The authors are working on optimizing these compounds with the hopes of running a clinical trial in patients in the next few years to determine possible toxicities of these new ACSS2 inhibitors, proper dosing, and see if using this drug allows patients to use less radiation. The research team currently holds a patent, is in pursuit of another for newer compounds and is exploring the creation of a startup to further develop the inhibitors.

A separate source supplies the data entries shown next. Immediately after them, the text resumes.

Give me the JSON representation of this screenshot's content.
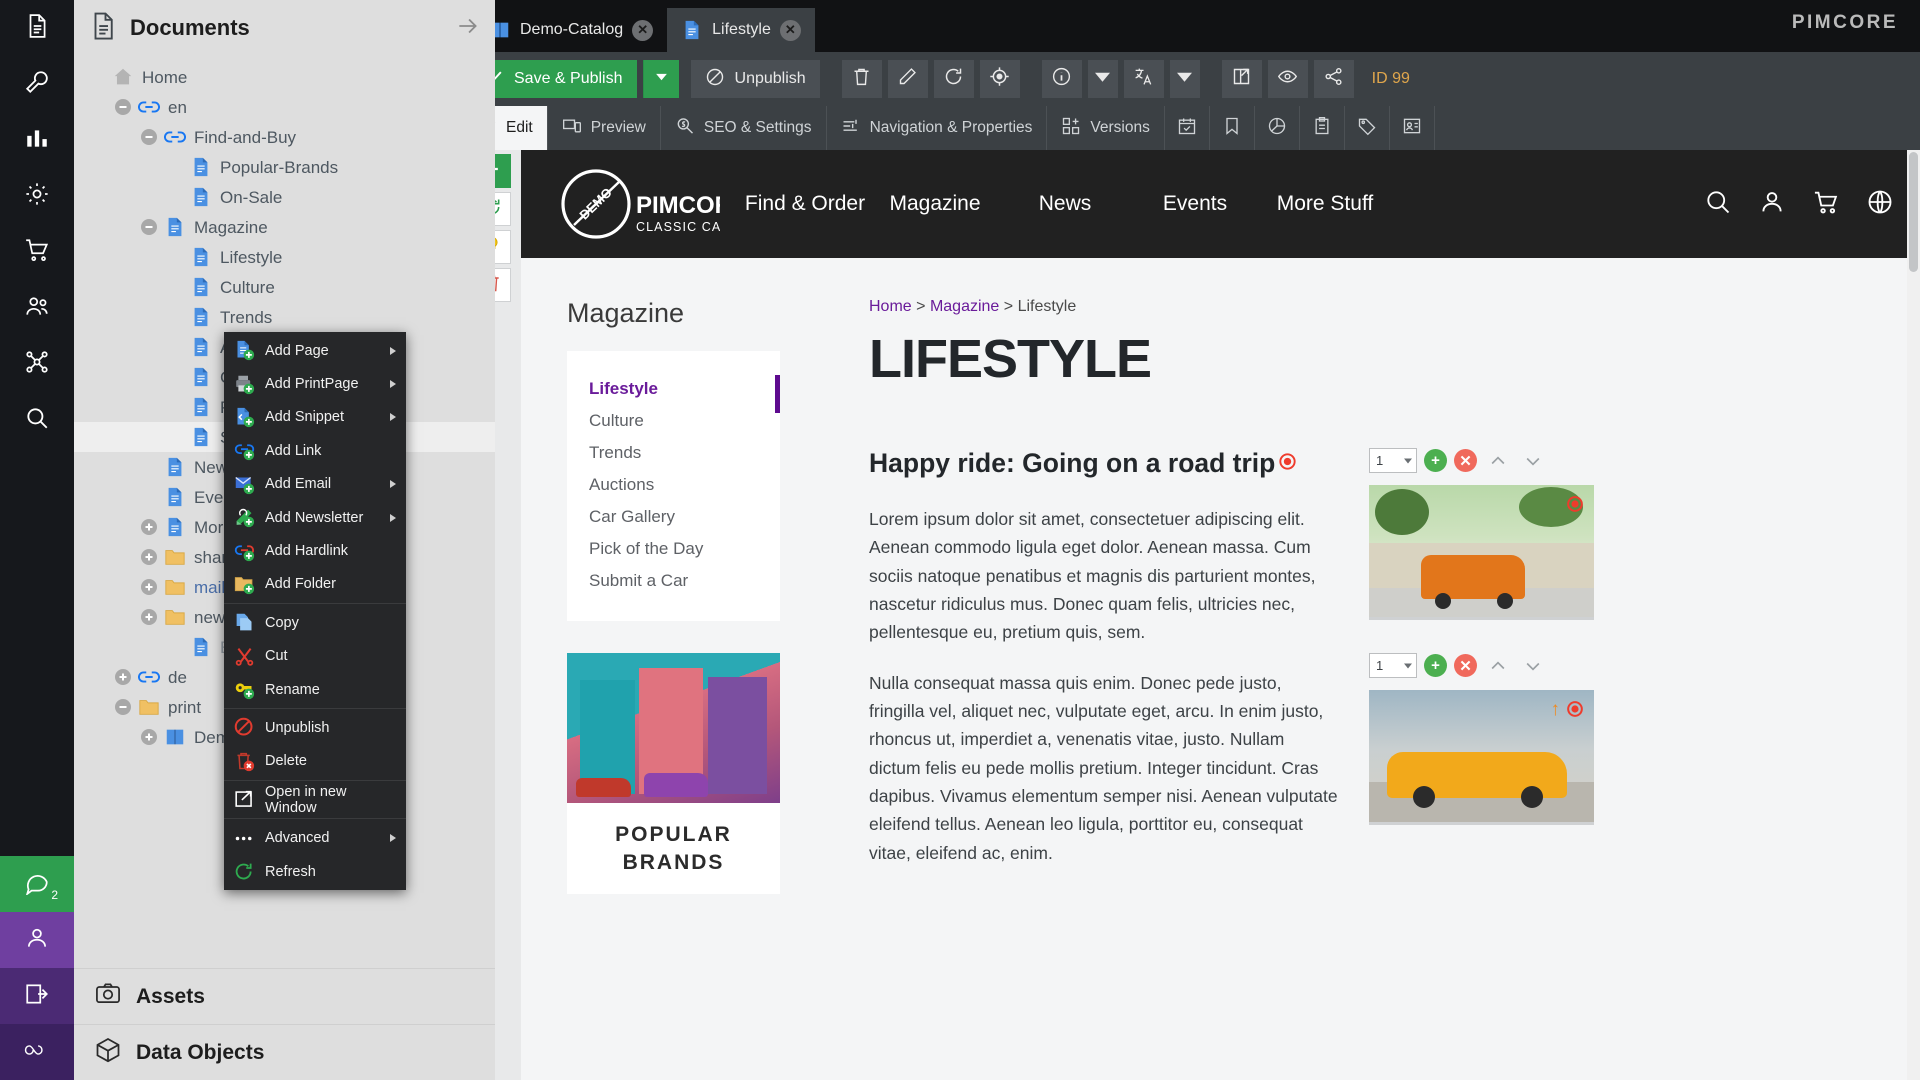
{
  "rail": {
    "items": [
      {
        "name": "documents",
        "icon": "document-icon"
      },
      {
        "name": "tools",
        "icon": "wrench-icon"
      },
      {
        "name": "reports",
        "icon": "bar-chart-icon"
      },
      {
        "name": "settings",
        "icon": "gear-icon"
      },
      {
        "name": "ecommerce",
        "icon": "cart-icon"
      },
      {
        "name": "customers",
        "icon": "users-icon"
      },
      {
        "name": "marketing",
        "icon": "share-nodes-icon"
      },
      {
        "name": "search",
        "icon": "search-icon"
      }
    ],
    "bottom": [
      {
        "name": "notifications",
        "icon": "chat-icon",
        "badge": "2"
      },
      {
        "name": "profile",
        "icon": "user-icon"
      },
      {
        "name": "logout",
        "icon": "logout-icon"
      },
      {
        "name": "pimcore-mark",
        "icon": "infinity-icon"
      }
    ]
  },
  "tree_panel": {
    "title": "Documents",
    "title_icon": "document-icon",
    "collapse_icon": "arrow-right-icon",
    "nodes": [
      {
        "label": "Home",
        "depth": 0,
        "icon": "home-icon",
        "expander": "none",
        "style": "plain"
      },
      {
        "label": "en",
        "depth": 1,
        "icon": "link-icon",
        "expander": "minus",
        "style": "plain"
      },
      {
        "label": "Find-and-Buy",
        "depth": 2,
        "icon": "link-icon",
        "expander": "minus",
        "style": "plain"
      },
      {
        "label": "Popular-Brands",
        "depth": 3,
        "icon": "page-icon",
        "expander": "none",
        "style": "plain"
      },
      {
        "label": "On-Sale",
        "depth": 3,
        "icon": "page-icon",
        "expander": "none",
        "style": "plain"
      },
      {
        "label": "Magazine",
        "depth": 2,
        "icon": "page-icon",
        "expander": "minus",
        "style": "plain"
      },
      {
        "label": "Lifestyle",
        "depth": 3,
        "icon": "page-icon",
        "expander": "none",
        "style": "plain"
      },
      {
        "label": "Culture",
        "depth": 3,
        "icon": "page-icon",
        "expander": "none",
        "style": "plain"
      },
      {
        "label": "Trends",
        "depth": 3,
        "icon": "page-icon",
        "expander": "none",
        "style": "plain"
      },
      {
        "label": "Auctions",
        "depth": 3,
        "icon": "page-icon",
        "expander": "none",
        "style": "plain"
      },
      {
        "label": "Car-Gallery",
        "depth": 3,
        "icon": "page-icon",
        "expander": "none",
        "style": "plain"
      },
      {
        "label": "Pick of the Day",
        "depth": 3,
        "icon": "page-icon",
        "expander": "none",
        "style": "plain"
      },
      {
        "label": "Submit a Car",
        "depth": 3,
        "icon": "page-icon",
        "expander": "none",
        "style": "selected"
      },
      {
        "label": "News",
        "depth": 2,
        "icon": "page-icon",
        "expander": "none",
        "style": "plain"
      },
      {
        "label": "Events",
        "depth": 2,
        "icon": "page-icon",
        "expander": "none",
        "style": "plain"
      },
      {
        "label": "More-Stuff",
        "depth": 2,
        "icon": "page-icon",
        "expander": "plus",
        "style": "plain"
      },
      {
        "label": "shared",
        "depth": 2,
        "icon": "folder-icon",
        "expander": "plus",
        "style": "plain"
      },
      {
        "label": "mails",
        "depth": 2,
        "icon": "folder-icon",
        "expander": "plus",
        "style": "blue"
      },
      {
        "label": "newsletter",
        "depth": 2,
        "icon": "folder-icon",
        "expander": "plus",
        "style": "plain"
      },
      {
        "label": "Error-Page",
        "depth": 3,
        "icon": "page-icon",
        "expander": "none",
        "style": "dim"
      },
      {
        "label": "de",
        "depth": 1,
        "icon": "link-icon",
        "expander": "plus",
        "style": "plain"
      },
      {
        "label": "print",
        "depth": 1,
        "icon": "folder-icon",
        "expander": "minus",
        "style": "plain"
      },
      {
        "label": "Demo-Catalog",
        "depth": 2,
        "icon": "book-icon",
        "expander": "plus",
        "style": "plain"
      }
    ],
    "accordions": [
      {
        "label": "Assets",
        "icon": "camera-icon"
      },
      {
        "label": "Data Objects",
        "icon": "cube-icon"
      }
    ]
  },
  "context_menu": {
    "items": [
      {
        "label": "Add Page",
        "icon": "add-page-icon",
        "submenu": true,
        "sep_after": false
      },
      {
        "label": "Add PrintPage",
        "icon": "add-printpage-icon",
        "submenu": true,
        "sep_after": false
      },
      {
        "label": "Add Snippet",
        "icon": "add-snippet-icon",
        "submenu": true,
        "sep_after": false
      },
      {
        "label": "Add Link",
        "icon": "add-link-icon",
        "submenu": false,
        "sep_after": false
      },
      {
        "label": "Add Email",
        "icon": "add-email-icon",
        "submenu": true,
        "sep_after": false
      },
      {
        "label": "Add Newsletter",
        "icon": "add-newsletter-icon",
        "submenu": true,
        "sep_after": false
      },
      {
        "label": "Add Hardlink",
        "icon": "add-hardlink-icon",
        "submenu": false,
        "sep_after": false
      },
      {
        "label": "Add Folder",
        "icon": "add-folder-icon",
        "submenu": false,
        "sep_after": true
      },
      {
        "label": "Copy",
        "icon": "copy-icon",
        "submenu": false,
        "sep_after": false
      },
      {
        "label": "Cut",
        "icon": "cut-icon",
        "submenu": false,
        "sep_after": false
      },
      {
        "label": "Rename",
        "icon": "rename-icon",
        "submenu": false,
        "sep_after": true
      },
      {
        "label": "Unpublish",
        "icon": "unpublish-icon",
        "submenu": false,
        "sep_after": false
      },
      {
        "label": "Delete",
        "icon": "delete-icon",
        "submenu": false,
        "sep_after": true
      },
      {
        "label": "Open in new Window",
        "icon": "open-new-window-icon",
        "submenu": false,
        "sep_after": true
      },
      {
        "label": "Advanced",
        "icon": "advanced-icon",
        "submenu": true,
        "sep_after": false
      },
      {
        "label": "Refresh",
        "icon": "refresh-icon",
        "submenu": false,
        "sep_after": false
      }
    ]
  },
  "document_tabs": {
    "brand": "PIMCORE",
    "tabs": [
      {
        "label": "Demo-Catalog",
        "icon": "book-icon",
        "active": false,
        "close": "✕"
      },
      {
        "label": "Lifestyle",
        "icon": "page-icon",
        "active": true,
        "close": "✕"
      }
    ]
  },
  "toolbar": {
    "save_publish_label": "Save & Publish",
    "save_publish_icon": "check-icon",
    "save_publish_dropdown_icon": "caret-down-icon",
    "unpublish_label": "Unpublish",
    "unpublish_icon": "no-entry-icon",
    "icon_buttons": [
      {
        "name": "delete-button",
        "icon": "trash-icon"
      },
      {
        "name": "rename-button",
        "icon": "pencil-icon"
      },
      {
        "name": "reload-button",
        "icon": "refresh-icon"
      },
      {
        "name": "locate-button",
        "icon": "target-icon"
      },
      {
        "name": "info-button",
        "icon": "info-icon"
      },
      {
        "name": "info-dropdown",
        "icon": "caret-down-icon"
      },
      {
        "name": "translate-button",
        "icon": "translate-icon"
      },
      {
        "name": "translate-dropdown",
        "icon": "caret-down-icon"
      },
      {
        "name": "open-external-button",
        "icon": "external-link-icon"
      },
      {
        "name": "preview-button",
        "icon": "eye-icon"
      },
      {
        "name": "share-button",
        "icon": "share-icon"
      }
    ],
    "id_label": "ID 99",
    "id_color": "#e0a64c"
  },
  "sub_tabs": [
    {
      "label": "Edit",
      "icon": "pencil-icon",
      "active": true
    },
    {
      "label": "Preview",
      "icon": "device-preview-icon",
      "active": false
    },
    {
      "label": "SEO & Settings",
      "icon": "seo-search-icon",
      "active": false
    },
    {
      "label": "Navigation & Properties",
      "icon": "sliders-icon",
      "active": false
    },
    {
      "label": "Versions",
      "icon": "versions-icon",
      "active": false
    },
    {
      "label": "",
      "icon": "schedule-icon",
      "active": false
    },
    {
      "label": "",
      "icon": "bookmark-icon",
      "active": false
    },
    {
      "label": "",
      "icon": "pie-chart-icon",
      "active": false
    },
    {
      "label": "",
      "icon": "clipboard-icon",
      "active": false
    },
    {
      "label": "",
      "icon": "tag-icon",
      "active": false
    },
    {
      "label": "",
      "icon": "contact-card-icon",
      "active": false
    }
  ],
  "edit_gutter": [
    {
      "name": "add-block-button",
      "icon": "plus-icon",
      "color": "#2e9e4f"
    },
    {
      "name": "reload-block-button",
      "icon": "refresh-icon",
      "color": "#2e9e4f"
    },
    {
      "name": "hint-button",
      "icon": "lightbulb-icon",
      "color": "#e8b71a"
    },
    {
      "name": "remove-block-button",
      "icon": "trash-icon",
      "color": "#d6564a"
    }
  ],
  "site": {
    "logo": {
      "top": "DEMO",
      "main": "PIMCORE",
      "sub": "CLASSIC CARS"
    },
    "nav": [
      "Find & Order",
      "Magazine",
      "News",
      "Events",
      "More Stuff"
    ],
    "header_icons": [
      "search-icon",
      "user-icon",
      "cart-icon",
      "globe-icon"
    ],
    "sidebar": {
      "title": "Magazine",
      "items": [
        {
          "label": "Lifestyle",
          "active": true
        },
        {
          "label": "Culture",
          "active": false
        },
        {
          "label": "Trends",
          "active": false
        },
        {
          "label": "Auctions",
          "active": false
        },
        {
          "label": "Car Gallery",
          "active": false
        },
        {
          "label": "Pick of the Day",
          "active": false
        },
        {
          "label": "Submit a Car",
          "active": false
        }
      ]
    },
    "promo": {
      "line1": "POPULAR",
      "line2": "BRANDS"
    },
    "breadcrumb": {
      "home": "Home",
      "sep1": ">",
      "magazine": "Magazine",
      "sep2": ">",
      "current": "Lifestyle"
    },
    "page_title": "LIFESTYLE",
    "article": {
      "heading": "Happy ride: Going on a road trip",
      "paragraphs": [
        "Lorem ipsum dolor sit amet, consectetuer adipiscing elit. Aenean commodo ligula eget dolor. Aenean massa. Cum sociis natoque penatibus et magnis dis parturient montes, nascetur ridiculus mus. Donec quam felis, ultricies nec, pellentesque eu, pretium quis, sem.",
        "Nulla consequat massa quis enim. Donec pede justo, fringilla vel, aliquet nec, vulputate eget, arcu. In enim justo, rhoncus ut, imperdiet a, venenatis vitae, justo. Nullam dictum felis eu pede mollis pretium. Integer tincidunt. Cras dapibus. Vivamus elementum semper nisi. Aenean vulputate eleifend tellus. Aenean leo ligula, porttitor eu, consequat vitae, eleifend ac, enim."
      ]
    },
    "image_blocks": [
      {
        "index_value": "1",
        "add": "+",
        "remove": "✕",
        "up": "up-chevron-icon",
        "down": "down-chevron-icon",
        "alt": "orange-fiat-500-by-wall"
      },
      {
        "index_value": "1",
        "add": "+",
        "remove": "✕",
        "up": "up-chevron-icon",
        "down": "down-chevron-icon",
        "alt": "yellow-porsche-targa"
      }
    ]
  },
  "colors": {
    "accent_green": "#2e9e4f",
    "accent_purple": "#6a1b9a",
    "rail_bg": "#16181c",
    "panel_bg": "#dedede",
    "toolbar_bg": "#3b4044",
    "id_orange": "#e0a64c"
  }
}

In 2022, 42,211 women died from breast cancer, according to the Centers for Disease Control and Prevention. One in eight women will develop breast cancer, according to the National Breast Cancer Foundation.
The current work builds on earlier research from Reginato and colleagues on the critical role for this ACSS2 protein for tumors in the brain.
“We knew these drugs were killing the cancer cells, but the mechanism we discovered was quite exciting,” said Reginato. “It’s causing ferroptosis, a relatively new form of cell death, discovered only about a decade ago, and causes damage to the membrane of a cell, causing it to leak everything out and cause an immune response. The immune cells see the contents of the cell leaking out and any drug that causes this type of cell death and immune response may also sensitize to radiation or immune therapy.”
Currently available FDA-approved immune therapy works well in “hot” cancers, thanks to antigens on the surface of the cancer cells that make it easier for immune cells to recognize and attack tumors. In contrast, “cold” cancers prevent immune cells from entering tumors, so adding these drugs could someday fulfill a critical need in breast and other cancers.
“We are currently planning to test whether these new drugs can turn breast cancer brain metastasis into a ‘hot’ tumor and thus synergize with immune therapy and radiation in preclinical models,” Reginato said.
In addition to Reginato and Dick, additional authors on the paper include lead author Emily M. Esquea, Lorela Ciraku, Riley G. Young, Jessica Merzy, Alexandra N. Talarico, Nusaiba N. Ahmed, Mangalam Karuppiah, Anna Ramesh, Adel A. Rashad, Simon Cocklin and Joris Beld from Drexel, Adam Chatoff, Claudia V. Crispim, and Nathaniel W. Snyder from Temple University and Nicole L. Simone from Thomas Jefferson University’s Sydney Kimmel Cancer Center.
The study, “Selective and brain-penetrant ACSS2 inhibitors target breast cancer brain metastatic cells,” was supported by National Institutes of Health (NIH) grants R01CA259111 and R01GM132261, UO1CA244303, UO1CA244303, R01CA259111 and
R01GM132261, as well as support from the Pennsylvania Breast Cancer Coalition and a Coulter-Drexel Translational Research Award.